La maleducazione di Sarri, la volontà dei media a perdonargli tutto

Il calcio è uno sport strano, si perdona tutto anche la maleducazione.
Esci nella fase a gironi della Champhions League dopo avere messo assieme due vittorie e quattro sconfitte, dopo non avere mai fatto punti in trasferta.

E a un giornalista che ti sottopone il rilievo statistico chiedendoti di commentarlo, tu Maurizio Sarri rispondi: “Sono troppo intelligente per continuare ad ascoltarti.”

Poi si torna in studio e senti che in fondo Sarri era nervoso e va capito, per Bergomi la domanda era addirittura subdola e i giocatori che il tecnico ha a disposizione non sono poi così bravi e non avrebbero mai ottenuto quei risultati se non ci fosse stato lui in panchina.

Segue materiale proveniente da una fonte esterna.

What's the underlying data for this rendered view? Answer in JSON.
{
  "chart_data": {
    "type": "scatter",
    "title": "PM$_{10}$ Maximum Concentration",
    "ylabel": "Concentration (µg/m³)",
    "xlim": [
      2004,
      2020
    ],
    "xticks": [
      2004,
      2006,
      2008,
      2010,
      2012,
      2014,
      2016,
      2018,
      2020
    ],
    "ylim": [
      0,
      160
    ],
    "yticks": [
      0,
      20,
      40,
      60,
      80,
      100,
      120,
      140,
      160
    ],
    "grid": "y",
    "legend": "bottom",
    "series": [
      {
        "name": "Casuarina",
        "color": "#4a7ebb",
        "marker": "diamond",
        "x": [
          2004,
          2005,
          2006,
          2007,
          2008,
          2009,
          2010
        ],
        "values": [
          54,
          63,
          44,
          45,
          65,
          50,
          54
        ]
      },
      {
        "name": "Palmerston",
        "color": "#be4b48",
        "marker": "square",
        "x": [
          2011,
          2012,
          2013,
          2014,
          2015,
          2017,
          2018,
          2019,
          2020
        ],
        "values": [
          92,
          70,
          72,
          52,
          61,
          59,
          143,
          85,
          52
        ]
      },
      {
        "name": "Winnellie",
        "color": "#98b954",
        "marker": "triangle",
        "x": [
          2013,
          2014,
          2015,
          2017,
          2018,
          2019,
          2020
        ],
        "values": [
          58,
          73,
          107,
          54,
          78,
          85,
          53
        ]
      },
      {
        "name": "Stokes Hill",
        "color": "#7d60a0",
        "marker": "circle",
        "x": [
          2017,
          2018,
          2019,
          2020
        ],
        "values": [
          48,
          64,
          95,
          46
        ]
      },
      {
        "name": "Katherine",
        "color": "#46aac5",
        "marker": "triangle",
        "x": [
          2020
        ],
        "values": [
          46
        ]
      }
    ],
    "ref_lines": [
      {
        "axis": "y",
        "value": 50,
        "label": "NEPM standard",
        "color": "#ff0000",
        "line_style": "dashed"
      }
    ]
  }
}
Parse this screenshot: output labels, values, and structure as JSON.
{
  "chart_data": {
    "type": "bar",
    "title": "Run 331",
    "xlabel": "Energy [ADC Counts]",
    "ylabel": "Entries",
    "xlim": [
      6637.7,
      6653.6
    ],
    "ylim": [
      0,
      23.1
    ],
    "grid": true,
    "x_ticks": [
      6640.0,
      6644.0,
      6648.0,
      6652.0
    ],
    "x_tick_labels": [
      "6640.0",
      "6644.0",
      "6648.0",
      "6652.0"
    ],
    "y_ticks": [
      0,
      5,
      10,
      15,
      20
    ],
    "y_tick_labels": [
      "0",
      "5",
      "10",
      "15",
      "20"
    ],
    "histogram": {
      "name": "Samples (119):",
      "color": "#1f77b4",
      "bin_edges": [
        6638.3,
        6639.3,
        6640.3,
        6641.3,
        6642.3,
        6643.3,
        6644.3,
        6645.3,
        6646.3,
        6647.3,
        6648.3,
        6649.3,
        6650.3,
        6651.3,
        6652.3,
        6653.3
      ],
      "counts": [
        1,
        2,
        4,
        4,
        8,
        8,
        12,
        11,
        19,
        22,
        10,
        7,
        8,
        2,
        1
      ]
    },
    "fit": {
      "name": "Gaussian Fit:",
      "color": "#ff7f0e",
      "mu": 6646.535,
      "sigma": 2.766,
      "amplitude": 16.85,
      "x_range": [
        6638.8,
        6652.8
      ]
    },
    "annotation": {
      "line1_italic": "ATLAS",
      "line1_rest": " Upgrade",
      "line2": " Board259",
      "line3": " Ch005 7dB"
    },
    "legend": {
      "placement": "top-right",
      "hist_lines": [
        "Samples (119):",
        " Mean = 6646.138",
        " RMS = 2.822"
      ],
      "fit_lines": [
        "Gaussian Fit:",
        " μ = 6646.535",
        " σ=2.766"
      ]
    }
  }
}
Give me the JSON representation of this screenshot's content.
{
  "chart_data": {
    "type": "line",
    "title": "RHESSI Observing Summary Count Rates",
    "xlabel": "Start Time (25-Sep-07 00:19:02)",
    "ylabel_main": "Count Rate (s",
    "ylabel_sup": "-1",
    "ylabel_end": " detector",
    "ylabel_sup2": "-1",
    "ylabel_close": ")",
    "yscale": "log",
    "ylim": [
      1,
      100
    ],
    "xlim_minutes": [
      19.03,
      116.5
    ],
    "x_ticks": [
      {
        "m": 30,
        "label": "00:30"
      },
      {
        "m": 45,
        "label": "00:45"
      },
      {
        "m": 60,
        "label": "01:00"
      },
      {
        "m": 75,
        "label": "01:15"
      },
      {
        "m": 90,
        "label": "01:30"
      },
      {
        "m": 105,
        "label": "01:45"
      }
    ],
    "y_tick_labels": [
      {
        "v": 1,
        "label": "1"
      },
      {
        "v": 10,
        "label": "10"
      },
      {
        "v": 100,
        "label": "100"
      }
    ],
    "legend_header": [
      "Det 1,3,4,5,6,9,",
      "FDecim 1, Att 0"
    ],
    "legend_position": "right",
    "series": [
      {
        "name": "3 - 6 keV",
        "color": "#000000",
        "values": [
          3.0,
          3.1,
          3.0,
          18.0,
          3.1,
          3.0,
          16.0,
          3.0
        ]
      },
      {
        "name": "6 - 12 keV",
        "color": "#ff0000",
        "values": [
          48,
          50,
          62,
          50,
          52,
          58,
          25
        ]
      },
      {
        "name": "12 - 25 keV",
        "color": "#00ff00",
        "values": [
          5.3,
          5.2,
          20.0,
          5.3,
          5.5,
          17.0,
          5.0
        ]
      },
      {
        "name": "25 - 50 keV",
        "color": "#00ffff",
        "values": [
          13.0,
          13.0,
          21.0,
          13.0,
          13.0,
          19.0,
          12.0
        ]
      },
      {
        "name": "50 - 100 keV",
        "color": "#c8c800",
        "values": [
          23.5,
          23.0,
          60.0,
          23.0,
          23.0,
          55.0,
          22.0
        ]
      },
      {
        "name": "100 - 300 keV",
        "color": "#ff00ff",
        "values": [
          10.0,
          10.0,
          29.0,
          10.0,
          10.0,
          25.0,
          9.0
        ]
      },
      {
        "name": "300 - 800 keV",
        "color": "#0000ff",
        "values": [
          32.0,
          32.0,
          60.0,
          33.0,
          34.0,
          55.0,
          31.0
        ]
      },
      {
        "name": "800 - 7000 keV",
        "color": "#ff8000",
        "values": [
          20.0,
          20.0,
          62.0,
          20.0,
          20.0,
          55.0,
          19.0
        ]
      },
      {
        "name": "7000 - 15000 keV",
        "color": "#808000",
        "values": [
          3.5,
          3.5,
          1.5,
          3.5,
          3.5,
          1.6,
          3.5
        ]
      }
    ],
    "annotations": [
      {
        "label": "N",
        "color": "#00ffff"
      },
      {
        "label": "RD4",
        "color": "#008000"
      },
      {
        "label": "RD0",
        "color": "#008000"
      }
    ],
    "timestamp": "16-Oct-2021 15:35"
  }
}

Secondo il vocabolario Treccani:  “Subdolo, detto di persona che tende a dissimulare le proprie intenzioni e a comportarsi in modo falso e coperto, allo scopo di trarre in inganno e di conseguire un fine nascosto.”

Ripropongo letteralmente il quesito del giornalista: “L’obiettivo era il passaggio del turno. Cosa dice dopo quattro sconfitte, 0 punti in trasferta e l’eliminazione, a se stesso, alla squadra e al presidente De Laurentiis?”
Dove è la falsità, l’inganno, l’obiettivo nascosto?

Per il tecnico non si è infatti trattato di una domanda subdola, ma più semplicemente: “Una domanda del cazzo.”
La classe al potere.

Maurizio Sarri è un grande allenatore, ma dopo averlo beatificato stampa e commentatori fanno fatica a sottolinearne gli errori (soprattutto di comportamento) anche quando sono evidenti.
E poi, a chiudere, mi piacerebbe girare, in privato, il quesito di Bergomi all’intera rosa di giocatori del Napoli: “Bisogna chiedersi: se questi giocatori che ha a disposizione Sarri li metti in un altro sistema di gioco, gli verrebbero esaltate le qualità o è grazie alla bravura di Sarri che tira fuori da questi giocatori tutto il meglio e il Napoli è lì in testa e pratica quel tipo di gioco?”